The Umayyads continued the Muslim conquests, incorporating the Caucasus, Transoxiana, Sindh, the Maghreb and the Iberian Peninsula (Al-Andalus) into the Muslim world. At its greatest extent, the Umayyad Caliphate covered 11,100,000 km2 (4,300,000 sq mi)[3] and 62 million people (29% of the world's population),[4] making it one of the largest empires in history in both area and proportion of the world's population.
The Umayyad Caliphate was de facto secular.[5] At the time, the Umayyad taxation and administrative practice were perceived as unjust by some Muslims. The Christian and Jewish population still had autonomy; their judicial matters were dealt with in accordance with their own laws and by their own religious heads or their appointees, although they did pay a poll tax for policing to the central state.[6] Muhammad had stated explicitly during his lifetime that Abrahamic religious groups (still a majority in times of the Umayyad Caliphate) should be allowed to practice their own religion, provided that they paid the jizya taxation. The welfare state of both the Muslim and the non-Muslim poor started by Umar ibn al Khattab had also continued, financed by the Zakat tax levied only on Muslims.[6]
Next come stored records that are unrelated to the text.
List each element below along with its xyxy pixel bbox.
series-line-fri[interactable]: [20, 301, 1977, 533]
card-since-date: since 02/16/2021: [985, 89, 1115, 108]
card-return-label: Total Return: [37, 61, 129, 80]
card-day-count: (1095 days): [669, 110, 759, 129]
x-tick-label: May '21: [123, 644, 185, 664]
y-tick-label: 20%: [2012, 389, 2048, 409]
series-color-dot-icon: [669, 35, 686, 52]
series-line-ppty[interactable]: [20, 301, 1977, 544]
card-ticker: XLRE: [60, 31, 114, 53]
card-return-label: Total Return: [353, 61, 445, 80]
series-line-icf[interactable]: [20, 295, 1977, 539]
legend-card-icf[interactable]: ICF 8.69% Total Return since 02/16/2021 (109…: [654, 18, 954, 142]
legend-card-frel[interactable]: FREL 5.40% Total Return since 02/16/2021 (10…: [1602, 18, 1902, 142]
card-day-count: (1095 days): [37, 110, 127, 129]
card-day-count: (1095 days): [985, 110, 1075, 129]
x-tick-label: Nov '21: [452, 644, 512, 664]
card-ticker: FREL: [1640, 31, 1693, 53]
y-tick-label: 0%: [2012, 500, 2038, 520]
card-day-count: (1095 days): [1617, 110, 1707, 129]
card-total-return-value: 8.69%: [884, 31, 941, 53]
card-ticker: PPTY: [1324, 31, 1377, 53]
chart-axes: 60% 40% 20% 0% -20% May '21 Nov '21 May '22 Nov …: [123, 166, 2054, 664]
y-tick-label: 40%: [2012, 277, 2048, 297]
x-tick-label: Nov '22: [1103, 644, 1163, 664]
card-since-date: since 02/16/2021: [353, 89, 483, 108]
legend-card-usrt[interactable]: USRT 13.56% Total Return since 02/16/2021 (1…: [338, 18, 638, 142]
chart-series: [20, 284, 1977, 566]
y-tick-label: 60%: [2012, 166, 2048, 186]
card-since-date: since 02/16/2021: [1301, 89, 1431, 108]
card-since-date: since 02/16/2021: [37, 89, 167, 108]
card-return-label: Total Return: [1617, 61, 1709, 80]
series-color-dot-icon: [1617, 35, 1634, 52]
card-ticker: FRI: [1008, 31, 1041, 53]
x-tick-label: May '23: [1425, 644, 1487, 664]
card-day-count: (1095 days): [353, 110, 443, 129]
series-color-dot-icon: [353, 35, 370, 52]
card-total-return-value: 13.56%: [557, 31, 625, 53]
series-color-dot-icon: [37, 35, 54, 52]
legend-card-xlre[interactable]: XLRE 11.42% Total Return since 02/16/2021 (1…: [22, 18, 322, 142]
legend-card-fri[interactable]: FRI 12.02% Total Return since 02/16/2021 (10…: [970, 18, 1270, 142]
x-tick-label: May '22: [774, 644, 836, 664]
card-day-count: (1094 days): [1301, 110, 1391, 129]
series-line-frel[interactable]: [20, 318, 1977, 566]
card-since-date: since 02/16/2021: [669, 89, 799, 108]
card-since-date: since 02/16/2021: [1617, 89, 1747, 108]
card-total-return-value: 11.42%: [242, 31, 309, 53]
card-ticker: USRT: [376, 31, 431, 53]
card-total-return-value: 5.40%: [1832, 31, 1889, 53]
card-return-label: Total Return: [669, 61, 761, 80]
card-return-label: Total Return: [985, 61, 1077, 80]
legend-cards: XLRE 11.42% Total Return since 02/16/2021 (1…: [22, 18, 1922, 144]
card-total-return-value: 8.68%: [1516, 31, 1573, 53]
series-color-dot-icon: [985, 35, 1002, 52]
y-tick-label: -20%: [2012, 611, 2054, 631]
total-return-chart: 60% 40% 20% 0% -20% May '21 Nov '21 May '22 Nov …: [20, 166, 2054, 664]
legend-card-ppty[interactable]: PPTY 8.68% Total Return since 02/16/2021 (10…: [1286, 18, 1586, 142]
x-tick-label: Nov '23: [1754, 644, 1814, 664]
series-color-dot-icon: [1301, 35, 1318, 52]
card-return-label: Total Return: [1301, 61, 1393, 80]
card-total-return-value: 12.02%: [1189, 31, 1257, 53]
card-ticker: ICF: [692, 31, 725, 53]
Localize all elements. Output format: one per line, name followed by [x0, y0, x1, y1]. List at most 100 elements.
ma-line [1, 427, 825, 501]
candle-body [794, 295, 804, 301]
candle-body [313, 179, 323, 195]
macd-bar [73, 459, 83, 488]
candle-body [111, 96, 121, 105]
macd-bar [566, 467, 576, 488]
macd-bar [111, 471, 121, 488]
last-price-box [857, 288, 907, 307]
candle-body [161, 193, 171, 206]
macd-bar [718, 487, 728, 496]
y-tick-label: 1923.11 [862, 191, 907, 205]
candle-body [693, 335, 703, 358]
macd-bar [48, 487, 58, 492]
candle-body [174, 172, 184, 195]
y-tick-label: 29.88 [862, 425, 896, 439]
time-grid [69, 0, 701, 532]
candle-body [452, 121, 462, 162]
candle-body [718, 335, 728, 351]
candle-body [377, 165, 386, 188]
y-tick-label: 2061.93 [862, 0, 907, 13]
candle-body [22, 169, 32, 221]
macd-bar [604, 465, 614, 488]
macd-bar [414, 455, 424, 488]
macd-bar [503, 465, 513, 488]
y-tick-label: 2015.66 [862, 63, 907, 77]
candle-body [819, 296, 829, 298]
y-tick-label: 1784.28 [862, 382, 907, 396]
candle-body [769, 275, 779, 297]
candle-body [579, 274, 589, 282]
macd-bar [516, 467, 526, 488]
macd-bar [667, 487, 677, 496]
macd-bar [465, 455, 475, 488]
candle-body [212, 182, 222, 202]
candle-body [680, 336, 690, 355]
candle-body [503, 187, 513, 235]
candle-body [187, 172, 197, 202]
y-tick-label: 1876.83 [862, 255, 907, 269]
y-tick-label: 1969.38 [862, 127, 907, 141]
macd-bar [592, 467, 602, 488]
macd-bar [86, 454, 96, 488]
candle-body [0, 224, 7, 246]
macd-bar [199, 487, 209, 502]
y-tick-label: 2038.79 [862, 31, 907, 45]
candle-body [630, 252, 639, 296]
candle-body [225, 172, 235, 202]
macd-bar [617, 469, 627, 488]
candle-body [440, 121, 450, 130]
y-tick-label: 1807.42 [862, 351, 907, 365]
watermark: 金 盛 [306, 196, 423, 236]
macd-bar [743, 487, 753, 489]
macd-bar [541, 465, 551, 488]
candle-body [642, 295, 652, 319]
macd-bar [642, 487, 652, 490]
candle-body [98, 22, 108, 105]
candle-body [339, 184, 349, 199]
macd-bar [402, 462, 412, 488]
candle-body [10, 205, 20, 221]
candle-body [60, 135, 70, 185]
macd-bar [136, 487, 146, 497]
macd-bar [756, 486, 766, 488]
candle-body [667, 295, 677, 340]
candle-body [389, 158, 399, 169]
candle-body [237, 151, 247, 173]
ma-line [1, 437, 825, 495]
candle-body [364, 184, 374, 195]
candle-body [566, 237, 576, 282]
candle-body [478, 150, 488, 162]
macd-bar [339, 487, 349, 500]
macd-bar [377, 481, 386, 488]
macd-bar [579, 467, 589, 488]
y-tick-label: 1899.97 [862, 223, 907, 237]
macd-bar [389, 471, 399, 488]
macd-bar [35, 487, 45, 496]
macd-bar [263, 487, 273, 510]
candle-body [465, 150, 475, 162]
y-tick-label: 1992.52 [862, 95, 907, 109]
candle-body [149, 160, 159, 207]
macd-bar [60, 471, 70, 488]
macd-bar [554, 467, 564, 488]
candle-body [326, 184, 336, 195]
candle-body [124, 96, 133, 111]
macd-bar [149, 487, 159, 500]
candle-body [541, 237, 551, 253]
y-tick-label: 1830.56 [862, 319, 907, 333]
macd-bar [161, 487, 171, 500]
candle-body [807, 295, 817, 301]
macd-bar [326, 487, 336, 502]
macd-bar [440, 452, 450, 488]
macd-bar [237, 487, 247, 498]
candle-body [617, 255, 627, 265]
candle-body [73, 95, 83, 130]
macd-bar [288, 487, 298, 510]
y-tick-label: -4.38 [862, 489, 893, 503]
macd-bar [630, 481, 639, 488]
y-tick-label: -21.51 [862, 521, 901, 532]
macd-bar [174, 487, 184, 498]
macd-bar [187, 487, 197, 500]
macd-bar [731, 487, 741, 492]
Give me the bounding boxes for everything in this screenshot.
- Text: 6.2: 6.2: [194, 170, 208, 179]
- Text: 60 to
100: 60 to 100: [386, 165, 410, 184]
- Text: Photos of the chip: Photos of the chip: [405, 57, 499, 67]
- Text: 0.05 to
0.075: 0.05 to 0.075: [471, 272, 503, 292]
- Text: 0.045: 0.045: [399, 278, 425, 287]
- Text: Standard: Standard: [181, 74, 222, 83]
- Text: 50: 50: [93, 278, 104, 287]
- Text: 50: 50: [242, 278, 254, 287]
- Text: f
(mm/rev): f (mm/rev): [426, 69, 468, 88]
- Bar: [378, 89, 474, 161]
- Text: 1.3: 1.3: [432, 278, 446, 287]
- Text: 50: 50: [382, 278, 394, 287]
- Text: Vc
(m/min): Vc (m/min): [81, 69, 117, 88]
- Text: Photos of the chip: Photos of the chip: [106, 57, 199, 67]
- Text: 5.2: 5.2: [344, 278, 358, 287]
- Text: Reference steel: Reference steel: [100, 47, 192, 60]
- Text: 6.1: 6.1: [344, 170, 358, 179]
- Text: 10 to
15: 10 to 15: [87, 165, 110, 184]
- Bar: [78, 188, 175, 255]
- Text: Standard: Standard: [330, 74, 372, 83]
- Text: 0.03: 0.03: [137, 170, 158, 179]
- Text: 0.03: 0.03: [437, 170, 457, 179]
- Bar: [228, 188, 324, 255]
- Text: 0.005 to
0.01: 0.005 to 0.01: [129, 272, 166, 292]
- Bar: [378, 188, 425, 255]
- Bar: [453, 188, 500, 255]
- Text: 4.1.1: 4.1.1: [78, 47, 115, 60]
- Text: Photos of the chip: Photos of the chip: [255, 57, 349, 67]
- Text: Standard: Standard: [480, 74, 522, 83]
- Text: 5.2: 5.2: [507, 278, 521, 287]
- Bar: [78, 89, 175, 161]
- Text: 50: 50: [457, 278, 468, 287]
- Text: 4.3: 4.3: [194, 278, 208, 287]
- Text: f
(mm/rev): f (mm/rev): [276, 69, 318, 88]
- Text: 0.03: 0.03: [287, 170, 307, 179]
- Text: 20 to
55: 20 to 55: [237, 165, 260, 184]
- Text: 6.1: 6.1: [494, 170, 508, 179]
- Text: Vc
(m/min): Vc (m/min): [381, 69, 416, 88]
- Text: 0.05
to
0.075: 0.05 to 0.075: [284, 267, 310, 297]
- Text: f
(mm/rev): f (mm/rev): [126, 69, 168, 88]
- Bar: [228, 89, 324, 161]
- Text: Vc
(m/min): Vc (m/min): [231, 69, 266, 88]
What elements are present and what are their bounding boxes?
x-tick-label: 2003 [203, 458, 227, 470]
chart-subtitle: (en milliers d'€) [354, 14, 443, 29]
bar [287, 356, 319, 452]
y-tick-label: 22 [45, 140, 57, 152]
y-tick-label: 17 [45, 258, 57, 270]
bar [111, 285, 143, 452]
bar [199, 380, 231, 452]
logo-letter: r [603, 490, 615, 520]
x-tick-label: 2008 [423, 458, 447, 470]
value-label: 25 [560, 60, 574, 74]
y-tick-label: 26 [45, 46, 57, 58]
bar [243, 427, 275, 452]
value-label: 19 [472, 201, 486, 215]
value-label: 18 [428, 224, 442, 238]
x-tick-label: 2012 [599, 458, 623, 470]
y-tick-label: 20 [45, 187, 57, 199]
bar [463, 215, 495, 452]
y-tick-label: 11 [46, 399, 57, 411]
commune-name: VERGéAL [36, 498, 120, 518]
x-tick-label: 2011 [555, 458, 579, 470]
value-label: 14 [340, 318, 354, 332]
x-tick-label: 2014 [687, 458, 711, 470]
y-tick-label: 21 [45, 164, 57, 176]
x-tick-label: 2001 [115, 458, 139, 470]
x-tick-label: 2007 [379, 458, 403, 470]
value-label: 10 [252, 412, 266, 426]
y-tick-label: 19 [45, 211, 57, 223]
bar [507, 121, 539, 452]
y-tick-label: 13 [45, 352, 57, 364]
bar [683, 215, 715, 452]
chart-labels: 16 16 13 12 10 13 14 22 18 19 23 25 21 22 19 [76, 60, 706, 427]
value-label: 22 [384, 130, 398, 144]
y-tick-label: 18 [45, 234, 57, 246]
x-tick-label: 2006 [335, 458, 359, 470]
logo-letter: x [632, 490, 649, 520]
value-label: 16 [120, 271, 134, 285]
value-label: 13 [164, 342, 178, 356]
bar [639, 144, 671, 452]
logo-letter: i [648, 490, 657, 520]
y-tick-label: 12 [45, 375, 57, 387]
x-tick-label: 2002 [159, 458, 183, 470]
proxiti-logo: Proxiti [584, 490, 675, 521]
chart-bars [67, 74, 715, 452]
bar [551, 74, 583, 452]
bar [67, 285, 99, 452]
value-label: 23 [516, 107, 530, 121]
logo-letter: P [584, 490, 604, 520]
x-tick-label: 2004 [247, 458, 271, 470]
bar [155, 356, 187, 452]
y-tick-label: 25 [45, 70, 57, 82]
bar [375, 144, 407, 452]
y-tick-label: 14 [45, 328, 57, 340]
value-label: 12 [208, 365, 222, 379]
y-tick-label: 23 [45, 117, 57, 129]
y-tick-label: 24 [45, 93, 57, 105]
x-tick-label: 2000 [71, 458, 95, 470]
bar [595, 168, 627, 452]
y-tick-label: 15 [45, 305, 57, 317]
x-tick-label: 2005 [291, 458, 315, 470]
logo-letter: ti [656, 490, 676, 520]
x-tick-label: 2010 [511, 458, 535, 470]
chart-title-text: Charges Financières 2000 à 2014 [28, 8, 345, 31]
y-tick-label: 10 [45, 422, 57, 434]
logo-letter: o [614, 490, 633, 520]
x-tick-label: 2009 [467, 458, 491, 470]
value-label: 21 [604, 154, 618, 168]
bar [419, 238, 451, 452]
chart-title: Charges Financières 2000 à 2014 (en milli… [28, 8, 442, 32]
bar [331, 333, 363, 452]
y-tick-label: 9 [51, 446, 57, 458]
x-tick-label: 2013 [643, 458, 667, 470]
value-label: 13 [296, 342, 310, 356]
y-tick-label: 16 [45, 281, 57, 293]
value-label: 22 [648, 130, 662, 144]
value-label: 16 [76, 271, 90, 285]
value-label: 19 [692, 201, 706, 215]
Muawiya's wife Maysum (Yazid's mother) was also a Christian. The relations between the Muslims and the Christians in the state were stable in this time. The Umayyads were involved in frequent battles with the Christian Byzantines without being concerned with protecting themselves in Syria, which had remained largely Christian like many other parts of the empire.[6] Prominent positions were held by Christians, some of whom belonged to families that had served in Byzantine governments. The employment of Christians was part of a broader policy of religious assimilation that was necessitated by the presence of large Christian populations in the conquered provinces, as in Syria. This policy also boosted Muawiya's popularity and solidified Syria as his power base.[7][8]